DOMAIN running log:Record the running status of a DOMIAN. Each WebLogic SERVER in a DOMAIN can send some of their running information (such as serious errors) to the Administratior SERVER in a DOMAIN, the Administratior SERVER sends the information to the DOMAIN log. Default name: domain_name.log
1) log on to the console and view "Domain Structure"-> "Environment"-> "Servers" options. Select "AdminServer (admin)" and click the "Logging" tab, set General and http as follows:
1) log on to the console and check the "DomainStructure"-> "Configuration"-> "logging" option to set the domain as follows:
5. Minimal installation
The code is as follows: |
Copy code |
1) you are prohibited from using weblogic as the administrator's username by default.

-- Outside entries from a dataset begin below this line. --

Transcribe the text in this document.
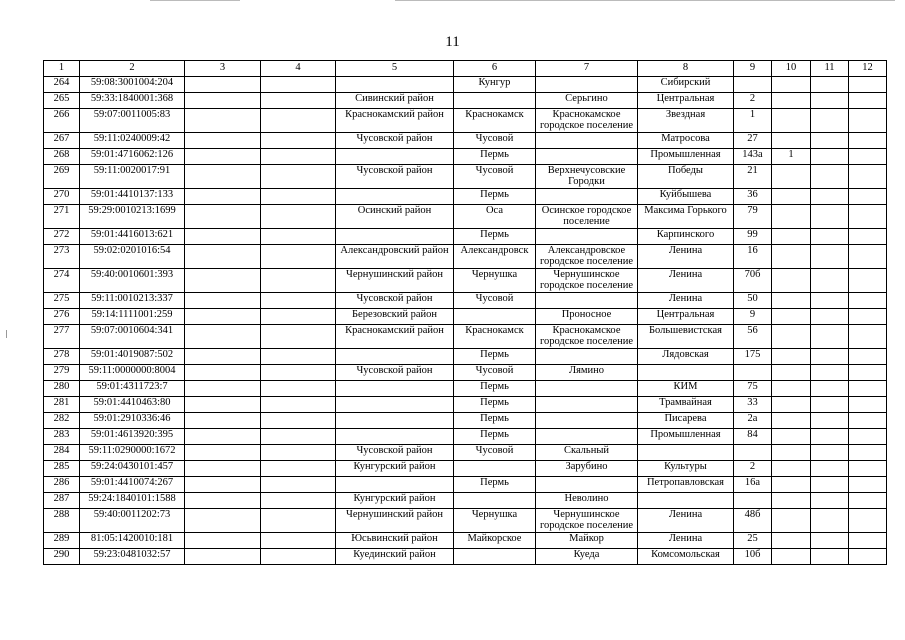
11
1	2	3	4	5	6	7	8	9	10	11	12
264	59:08:3001004:204				Кунгур		Сибирский				
265	59:33:1840001:368			Сивинский район		Серьгино	Центральная	2			
266	59:07:0011005:83			Краснокамский район	Краснокамск	Краснокамское городское поселение	Звездная	1			
267	59:11:0240009:42			Чусовской район	Чусовой		Матросова	27			
268	59:01:4716062:126				Пермь		Промышленная	143а	1		
269	59:11:0020017:91			Чусовской район	Чусовой	Верхнечусовские Городки	Победы	21			
270	59:01:4410137:133				Пермь		Куйбышева	36			
271	59:29:0010213:1699			Осинский район	Оса	Осинское городское поселение	Максима Горького	79			
272	59:01:4416013:621				Пермь		Карпинского	99			
273	59:02:0201016:54			Александровский район	Александровск	Александровское городское поселение	Ленина	16			
274	59:40:0010601:393			Чернушинский район	Чернушка	Чернушинское городское поселение	Ленина	70б			
275	59:11:0010213:337			Чусовской район	Чусовой		Ленина	50			
276	59:14:1111001:259			Березовский район		Проносное	Центральная	9			
277	59:07:0010604:341			Краснокамский район	Краснокамск	Краснокамское городское поселение	Большевистская	56			
278	59:01:4019087:502				Пермь		Лядовская	175			
279	59:11:0000000:8004			Чусовской район	Чусовой	Лямино					
280	59:01:4311723:7				Пермь		КИМ	75			
281	59:01:4410463:80				Пермь		Трамвайная	33			
282	59:01:2910336:46				Пермь		Писарева	2а			
283	59:01:4613920:395				Пермь		Промышленная	84			
284	59:11:0290000:1672			Чусовской район	Чусовой	Скальный					
285	59:24:0430101:457			Кунгурский район		Зарубино	Культуры	2			
286	59:01:4410074:267				Пермь		Петропавловская	16а			
287	59:24:1840101:1588			Кунгурский район		Неволино					
288	59:40:0011202:73			Чернушинский район	Чернушка	Чернушинское городское поселение	Ленина	48б			
289	81:05:1420010:181			Юсьвинский район	Майкорское	Майкор	Ленина	25			
290	59:23:0481032:57			Куединский район		Куеда	Комсомольская	10б			
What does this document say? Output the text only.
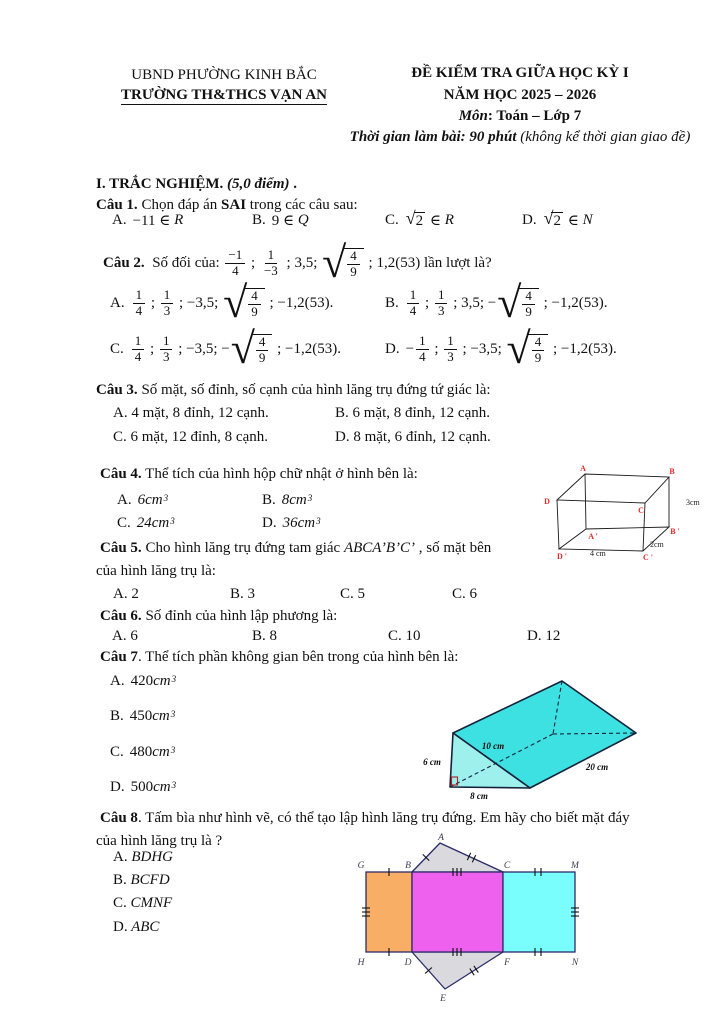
UBND PHƯỜNG KINH BẮC
TRƯỜNG TH&THCS VẠN AN
ĐỀ KIỂM TRA GIỮA HỌC KỲ I
NĂM HỌC 2025 – 2026
Môn: Toán – Lớp 7
Thời gian làm bài: 90 phút (không kể thời gian giao đề)
I. TRẮC NGHIỆM. (5,0 điểm) .
Câu 1. Chọn đáp án SAI trong các câu sau:
A. −11 ∈ R	B. 9 ∈ Q	C. √ 2 ∈ R	D. √ 2 ∈ N
Câu 2. Số đối của:
−1
4 ;
1
−3 ; 3,5; √ 4
9
; 1,2(53) lần lượt là?
A.
1
4 ;
1
3 ; −3,5; √ 4
9
; −1,2(53).	B.
1
4 ;
1
3 ; 3,5; − √ 4
9
; −1,2(53).
C.
1
4 ;
1
3 ; −3,5; − √ 4
9
; −1,2(53).	D. − $\frac{1}{4}$ ;
1
3 ; −3,5; √ 4
9
; −1,2(53).
Câu 3. Số mặt, số đỉnh, số cạnh của hình lăng trụ đứng tứ giác là:
A. 4 mặt, 8 đỉnh, 12 cạnh.	B. 6 mặt, 8 đỉnh, 12 cạnh.
C. 6 mặt, 12 đỉnh, 8 cạnh.	D. 8 mặt, 6 đỉnh, 12 cạnh.
Câu 4. Thể tích của hình hộp chữ nhật ở hình bên là:
A. 6cm 3	B. 8cm 3
C. 24cm 3	D. 36cm 3
A	B
C
D
A '
B '
C '
D '
3cm
2cm
4 cm
Câu 5. Cho hình lăng trụ đứng tam giác ABCA’B’C’ , số mặt bên
của hình lăng trụ là:
A. 2	B. 3	C. 5	C. 6
Câu 6. Số đỉnh của hình lập phương là:
A. 6	B. 8	C. 10	D. 12
Câu 7. Thể tích phần không gian bên trong của hình bên là:
A. 420 cm 3
B. 450 cm 3
C. 480 cm 3
D. 500 cm 3
10 cm
6 cm	20 cm
8 cm
Câu 8. Tấm bìa như hình vẽ, có thể tạo lập hình lăng trụ đứng. Em hãy cho biết mặt đáy
của hình lăng trụ là ?
A. BDHG
B. BCFD
C. CMNF
D. ABC
A
G	B	C	M
H	D	F	N
E
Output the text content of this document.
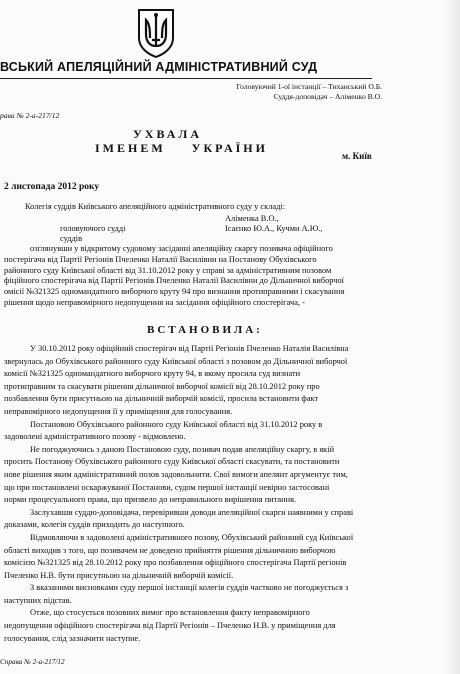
ВСЬКИЙ АПЕЛЯЦІЙНИЙ АДМІНІСТРАТИВНИЙ СУД
Головуючий 1-ої інстанції – Тиханський О.Б.
Суддя-доповідач – Аліменко В.О.
рава № 2-а-217/12
УХВАЛА
ІМЕНЕМ УКРАЇНИ
м. Київ
2 листопада 2012 року
Колегія суддів Київського апеляційного адміністративного суду у складі:
головуючого судді
Аліменка В.О.,
суддів
Ісаєнко Ю.А., Кучми А.Ю.,
озглянувши у відкритому судовому засіданні апеляційну скаргу позивача офіційного
постерігача від Партії Регіонів Пчеленко Наталії Василівни на Постанову Обухівського
районного суду Київської області від 31.10.2012 року у справі за адміністративним позовом
фіційного спостерігача від Партії Регіонів Пчеленко Наталії Василівни до Дільничної виборчої
омісії №321325 одномандатного виборчого круту 94 про визнання протиправними і скасування
рішення щодо неправомірного недопущення на засідання офіційного спостерігача, -
ВСТАНОВИЛА:
У 30.10.2012 року офіційний спостерігач від Партії Регіонів Пчеленко Наталія Василівна
звернулась до Обухівського районного суду Київської області з позовом до Дільничної виборчої
комісії №321325 одномандатного виборчого круту 94, в якому просила суд визнати
протиправним та скасувати рішення дільничної виборчої комісії від 28.10.2012 року про
позбавлення бути присутньою на дільничній виборчій комісії, просила встановити факт
неправомірного недопущення її у приміщення для голосування.
Постановою Обухівського районного суду Київської області від 31.10.2012 року в
задоволені адміністративного позову - відмовлено.
Не погоджуючись з даною Постановою суду, позивач подав апеляційну скаргу, в якій
просить Постанову Обухівського районного суду Київської області скасувати, та постановити
нове рішення яким адміністративний позов задовольнити. Свої вимоги апелянт аргументує тим,
що при постановлені оскаржуваної Постанови, судом першої інстанції невірно застосовані
норми процесуального права, що призвело до неправильного вирішення питання.
Заслухавши суддю-доповідача, перевіривши доводи апеляційної скарги наявними у справі
доказами, колегія суддів приходить до наступного.
Відмовляючи в задоволені адміністративного позову, Обухівський районний суд Київської
області виходив з того, що позивачем не доведено прийняття рішення дільничною виборчою
комісією №321325 від 28.10.2012 року про позбавлення офіційного спостерігача Партії регіонів
Пчеленко Н.В. бути присутньою на дільничній виборчій комісії.
З вказаними висновками суду першої інстанції колегія суддів частково не погоджується з
наступних підстав.
Отже, що стосується позовних вимог про встановлення факту неправомірного
недопущення офіційного спостерігача від Партії Регіонів – Пчеленко Н.В. у приміщення для
голосування, слід зазначити наступне.
Справа № 2-а-217/12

We recommend that you use usernames that are not easy to guess, such as "root_domain.
2) disable the use of sample applications
|
6. Management console access address restriction and management console closure
Log on to the console and click "Domain Structure". On the "Settings for base_domain" Configuration page, select "Configuration"-> "General" and click "Advanced" to view the Configuration information:
In addition to the above methods, you can also disable the console by modifying the configuration file.
1) select domain-> configuration-> General tab and click Advanced option to change the following parameters:
2) remove the selected ConsoleEnabled option, save it, and activate the configuration;
The config. xml configuration file in the enabled state is as shown in the preceding figure by default.
Disable the config. xml configuration parameters in the console, as shown in the figure above.
3) after the service is restarted, access the management console again and an Error 404-Not Found occurs ".
How can I enable the console once it is closed?
| 1. Modify the config. xml configuration file:
True admin console-ext |-| 2. Restart the domain service. |
7. Recreate the weblogic user name and password
If you forget the administrator password of weblogic server, you can reset the password of weblogic as follows.
1) to ensure operation security, back up all the files in the following folder in the main domain directory of % DOMAIN_HOME %/security (C: \ bea \ user_projects \ domains \ base_domain \ security), such as defaauthauthenticatorinit. ldift.
2) go to the % DOMAIN_HOME %/security Directory and execute the following command:
| Run java-cp/usr/local/bea/weblogic92/server/lib/weblogic. jar weblogic. security. utils. adminAccount <new user name> <new password>. note that ". ", a space and a point: after execution, a new DefaultAuthenticatorInit will be generated in the current directory. ldift file, and then replace the original/security/DefaultAuthenticatorInit. ldift file. |-|
Recreate the DefaultAuthenticatorInit. ldift file, as shown in the figure above, and generate the file as shown in the following figure:
3) go to the security Directory of the management server.
Cd % DOMAIN_HOME %/servers/AdminServer. Rename the data directory, for example, data_old, or back up it to another place.
4) go to the./AdminServer/security directory to delete boot. properties.
Re-Create: boot. properties, add the following content:
Username = adminuserpassword = weblogic
Re-create the boot. properties password file
5) you will find that the password of the console has been changed and the user name has been replaced with adminuser.
3. Summary
The above only takes into account the security configuration method of weblogic in standalone mode. I hope you can give more advice on the shortcomings.